Dans le salon de Mme Muhlfeld (1879-1953),il entre en amitié avec Donna Maria d’Annunzio, « la plus vibrante mélodie féminine que j’aie jamais écoutée » - et la console de son calamiteux mariage avec le coureur de bonnes fortunes Gabriele d’Annunzio (1863-1938), le matamore des lettres. Il consacre un essai quelque peu diaphane à sa poétesse préférée, Renée Vivien née Pauline Tarn (1877-1909), morte d’amour pour la belle Américaine Nathalie Clifford Barney (1876-1972) et admire sans limites le poète Rainer Maria Rilke (1875-1926), mort, dit-il, en voulant cueillir une rose pour une belle Egyptienne…

Ses avis sur ses pairs sont sans appel. Ainsi du romancier à succès Henry Bordeaux (1877-1963) : « Sans les pratiquer, il commercialise la vertu et l’héroïsme ». Et de l’autre abonné aux grands tirages, Pierre Benoît (1886-1962) qu’il estime avoir « inventé » en lui confiant la direction de la revue Le Double Bouquet : « Un gigolo académique ». Colette (1873-1954) trouve tout de même grâce à ses yeux : « Elle se gère et s’administre avec une heureuse économie de terrienne avisée ».


Le goût des autres


Infatigable mécène et financeur de revues littéraires, André Germain est particulièrement attentif au talent de ses cadets, comme Louis Aragon (1897-1982) qu’il publie en 1923 dans La Revue Européenne : « Lorsqu’il venait me voir, je demeurais fasciné par cette ivresse verbale qui rend sa conversation irrésistible. Je lui procurai, sans le vouloir, une de ses maîtresses. Je le conduisis, en effet, chez ma délicieuse voisine de l’île Saint-Louis, une Anglaise maigre et cultivée, le plus ravissant squelette que j’aie connu ».

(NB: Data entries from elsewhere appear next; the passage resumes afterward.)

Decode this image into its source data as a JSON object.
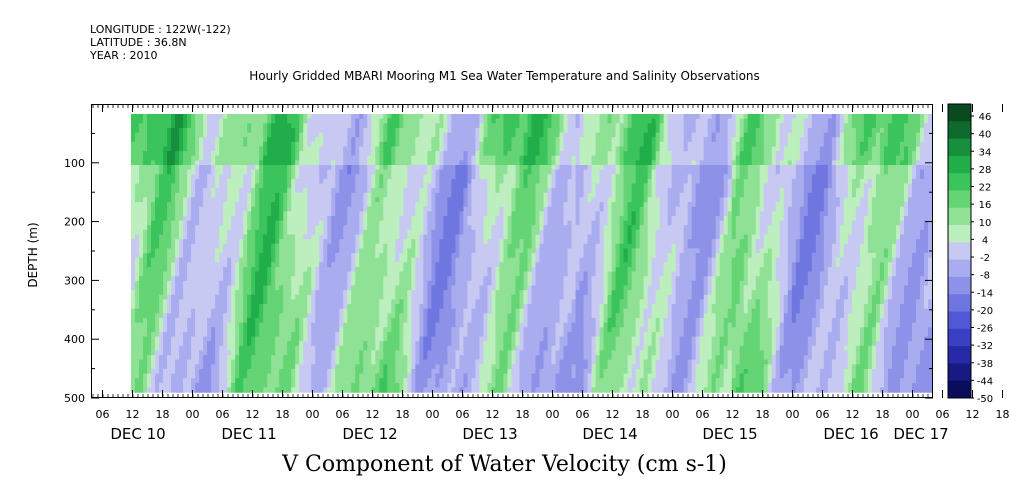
{
  "header": {
    "longitude": "LONGITUDE : 122W(-122)",
    "latitude": "LATITUDE : 36.8N",
    "year": "YEAR : 2010"
  },
  "title": "Hourly Gridded MBARI Mooring M1 Sea Water Temperature and Salinity Observations",
  "variable_title": "V Component of Water Velocity (cm s-1)",
  "chart_data": {
    "type": "heatmap",
    "title": "Hourly Gridded MBARI Mooring M1 Sea Water Temperature and Salinity Observations",
    "subtitle": "V Component of Water Velocity (cm s-1)",
    "xlabel": "",
    "ylabel": "DEPTH (m)",
    "y_ticks": [
      100,
      200,
      300,
      400,
      500
    ],
    "ylim": [
      500,
      0
    ],
    "x_hour_ticks": [
      "06",
      "12",
      "18",
      "00",
      "06",
      "12",
      "18",
      "00",
      "06",
      "12",
      "18",
      "00",
      "06",
      "12",
      "18",
      "00",
      "06",
      "12",
      "18",
      "00",
      "06",
      "12",
      "18",
      "00",
      "06",
      "12",
      "18",
      "00",
      "06",
      "12",
      "18",
      "00"
    ],
    "x_day_labels": [
      "DEC 10",
      "DEC 11",
      "DEC 12",
      "DEC 13",
      "DEC 14",
      "DEC 15",
      "DEC 16",
      "DEC 17"
    ],
    "colorbar": {
      "labels": [
        "46",
        "40",
        "34",
        "28",
        "22",
        "16",
        "10",
        "4",
        "-2",
        "-8",
        "-14",
        "-20",
        "-26",
        "-32",
        "-38",
        "-44",
        "-50"
      ],
      "colors": [
        "#0a4a1f",
        "#0f6b2d",
        "#178f3c",
        "#20ad4a",
        "#3cc45c",
        "#64d475",
        "#8fe195",
        "#bdeebd",
        "#c7c9f3",
        "#a9acee",
        "#8d92e8",
        "#6f76e0",
        "#5158d6",
        "#3940c4",
        "#262aa6",
        "#171a82",
        "#0b0c5c"
      ]
    },
    "heatmap_description": "V velocity vs time (Dec 10 - Dec 17) and depth (20-490 m), alternating green (positive) and blue/lavender (negative) vertical bands"
  }
}
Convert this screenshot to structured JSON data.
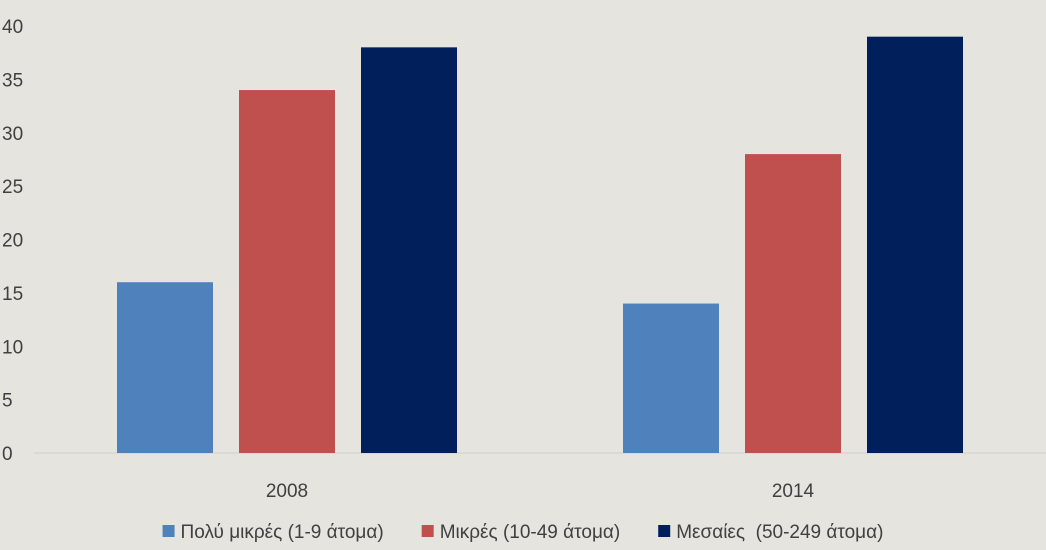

On reconnaîtra la milliardaire Nancy Cunard (1897-1965) pour qui Aragon tenta de se suicider.

L’aventureux André Malraux (1901-1976) lui fait beaucoup d’effet : « La vie lui paraît trop courte et trop riche de buts mystérieux, de résonances infinies pour qu’on s’attarde aux gentillesses médiocres et aux caquetages stupides qui avilissent la plupart des commerces, qui encombrent la plupart des conversations ».

De la Belle Epoque à l’avènement de la Cinquième République, sa table se trouve au carrefour des arts, des lettres, de la haute finance, de la politique – et même des « sciences occultes »... L’un de ses dîners très courus de l’hiver 1930-31 réunit Anna de Noailles, Léon Blum (1872-1950) et… le général Franco – « pas le futur dictateur, mais l’un de ses frères, également général, mais aviateur et républicain et alors plus célèbre que le Caudillo en herbe »…


Un grand témoin sans postérité ?


Grand témoin lucide de la montée des totalitarismes, le germanophile André Germain fait un portrait fasciné de Hitler (Hitler ou Moscou ? Denoël, 1933) – il redoute la « bolchevisation du Reich » - et met ses pas dans ceux de Goethe et Bettina (éditions de France, 1939) tout en s’avouant sensible à « l’esthétique nazie ».

Au fil de trois républiques, il égrène ses souvenirs du monde qu’il avait connu – « un monde solennel et suranné où les suprêmes baisers de l’Impératrice Eugénie se mêlaient aux ultimes confidences de Proust » - notamment dans La bourgeoisie qui brûle (Sun, 1951) et Les Fous de 1900 (La Palatine, 1954).

Sur le tard, il se consacre aux histoires d’amour de l’Histoire de France dans Les Grandes Favorites 1815-1940 (Sun, 1948) ou Les rois ont-ils droit à l’amour ? (Sun, 1951) tout en chérissant ces « éblouissements féminins » qui adoucissent la vie : « Jusqu’à mon dernier soir, j’aurai encore dans ma vie des poétesses et j’aimerai l’illusion que me donnent leurs voix chantantes et leurs chevelures répandues ».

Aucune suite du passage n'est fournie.